Freudenstein - Zuerst kommt ein Luftstoß. Dann braust ein ICE mit 250 Stundenkilometern durch die Röhre. Selbst im Seitenarm des 6,8 Kilometer langen Freudensteintunnels ist der Druck noch so groß, dass die Ohren dröhnen. Der Versuchstollen liegt gleich neben den Gleisen. Nur wenn die Schnellbahnstrecke Mannheim-Stuttgart für den Verkehr gesperrt ist, kann der Kilometer vom Tunneleingang bis zur Eingangstür sicher zurückgelegt werden. Der 120 Meter lange, stillgelegte Teststollen ist von kleinen Wasserrohren und mehreren Gerüsten durchzogen. Er befindet sich mitten im Gipskeuper - durch den auch einige Tunnel des Milliardenprojekts Stuttgart 21 müssen.

 

Das Gestein, das etwas von fossilem Blätterteig hat, stellt Ingenieure beim Tunnelbau vor Herausforderungen. „Der eingeschlossene Anhydrit reagiert mit Wasser und verwandelt sich in Gips“, erklärt Felsenbau-Experte Professor Walter Wittke. In der Folge dehnt sich der Boden aus wie Hefe bei Wärme. Um 60 Prozent vergrößert der Anhydrit bei Umwandlung in Gips sein Volumen - mit unschönen Folgen für Tunnelröhren oder Häuser in seiner Nähe. Die Gebäudeschäden im Schwarzwaldort Staufen zeigen, wohin das führen kann.
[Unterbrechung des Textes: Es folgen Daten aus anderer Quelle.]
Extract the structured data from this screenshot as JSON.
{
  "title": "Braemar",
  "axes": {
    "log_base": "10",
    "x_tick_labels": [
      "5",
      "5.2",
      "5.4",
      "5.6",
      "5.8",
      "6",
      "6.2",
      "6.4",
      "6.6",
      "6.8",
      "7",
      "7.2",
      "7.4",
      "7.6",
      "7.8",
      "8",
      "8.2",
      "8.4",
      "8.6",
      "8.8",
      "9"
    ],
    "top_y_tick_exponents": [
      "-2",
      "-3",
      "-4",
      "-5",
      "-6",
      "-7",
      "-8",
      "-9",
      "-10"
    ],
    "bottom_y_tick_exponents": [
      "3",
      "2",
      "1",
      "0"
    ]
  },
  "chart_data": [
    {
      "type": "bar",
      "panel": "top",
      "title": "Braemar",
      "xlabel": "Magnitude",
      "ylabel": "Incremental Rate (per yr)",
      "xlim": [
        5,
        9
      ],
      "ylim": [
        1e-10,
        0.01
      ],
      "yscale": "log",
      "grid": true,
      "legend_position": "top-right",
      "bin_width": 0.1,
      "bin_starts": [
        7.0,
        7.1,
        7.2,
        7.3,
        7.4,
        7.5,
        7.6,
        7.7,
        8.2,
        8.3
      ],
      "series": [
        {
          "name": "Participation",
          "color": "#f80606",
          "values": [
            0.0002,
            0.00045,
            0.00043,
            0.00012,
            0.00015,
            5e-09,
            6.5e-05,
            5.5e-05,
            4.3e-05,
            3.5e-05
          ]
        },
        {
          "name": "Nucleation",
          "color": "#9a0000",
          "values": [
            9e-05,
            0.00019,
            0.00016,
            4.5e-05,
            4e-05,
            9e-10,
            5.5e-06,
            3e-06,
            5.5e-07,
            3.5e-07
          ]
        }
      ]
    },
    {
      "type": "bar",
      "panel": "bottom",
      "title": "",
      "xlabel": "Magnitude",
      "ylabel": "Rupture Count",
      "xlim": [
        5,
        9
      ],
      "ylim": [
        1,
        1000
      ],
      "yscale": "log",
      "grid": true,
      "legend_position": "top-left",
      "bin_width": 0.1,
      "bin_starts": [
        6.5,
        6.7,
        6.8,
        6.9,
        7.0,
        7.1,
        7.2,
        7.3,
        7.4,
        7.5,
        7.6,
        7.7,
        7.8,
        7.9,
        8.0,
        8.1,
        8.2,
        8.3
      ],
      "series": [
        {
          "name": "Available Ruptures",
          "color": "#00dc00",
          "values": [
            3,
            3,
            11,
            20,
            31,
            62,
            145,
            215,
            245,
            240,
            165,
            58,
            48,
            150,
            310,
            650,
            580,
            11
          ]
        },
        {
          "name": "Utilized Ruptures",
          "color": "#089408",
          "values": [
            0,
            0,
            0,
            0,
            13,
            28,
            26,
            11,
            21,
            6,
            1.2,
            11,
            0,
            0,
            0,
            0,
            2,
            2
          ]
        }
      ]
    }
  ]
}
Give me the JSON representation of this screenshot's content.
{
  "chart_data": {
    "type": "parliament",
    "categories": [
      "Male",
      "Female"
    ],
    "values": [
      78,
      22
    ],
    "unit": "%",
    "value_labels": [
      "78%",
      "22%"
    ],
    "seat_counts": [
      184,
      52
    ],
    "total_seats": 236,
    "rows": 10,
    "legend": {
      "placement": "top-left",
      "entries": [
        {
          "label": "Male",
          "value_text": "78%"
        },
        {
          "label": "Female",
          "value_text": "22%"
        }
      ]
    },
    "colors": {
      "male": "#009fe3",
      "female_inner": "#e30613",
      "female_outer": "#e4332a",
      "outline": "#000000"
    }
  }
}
Konzepte gegen den Quell-Felsen

Die Bahn muss dagegenhalten, will sie Stuttgart 21 umsetzen. In drei Abschnitten sind nach Auskunft eines Sprechers Tunnel durch den Gipskeuper geplant. Dazu gehören der Fildertunnel, der Feuerbacher und der Obertürkheimer Tunnel. Im Versuchsstollen am Freudenstein sind bis 2007 Konzepte gegen die Quell-Felsen erprobt worden - rund zwei Jahrzehnte lang. Dem Gipskeuper in der Umgebung wurde über die schmalen Rohre Wasser zugeführt, dann maßen die Wissenschaftler Bodenausdehnung und Druck. Zwei Varianten mit Ankern erwiesen sich schnell als untauglich, zwei andere jedoch überzeugten.

Für den Fildertunnel etwa sind laut Wittke besonders stabile Stahlbetonröhren vorgesehen, die Druck und Wasser standhalten sollen. Zusätzlich sind an kritischen Stellen sogenannte Dammringe aus Beton geplant - als Barrieren zwischen den wasserführenden Schichten und dem trockenen Gipskeuper. Beim Feuerbacher Tunnel, der dichter am Anhydrit verläuft, soll unterhalb der Sohle der Stahlbetonauskleidung eine „Knautschzone“ eingerichtet werden. „Sie gibt bei Ausdehnung des Gesteins nach und verringert so den Druck auf die Röhren“, heißt es bei der Bahn. Sie verweist bei der Gelegenheit auf unproblematische S-Bahn-Tunnel wie die Wendeschleife an der Stuttgarter Schwabstraße.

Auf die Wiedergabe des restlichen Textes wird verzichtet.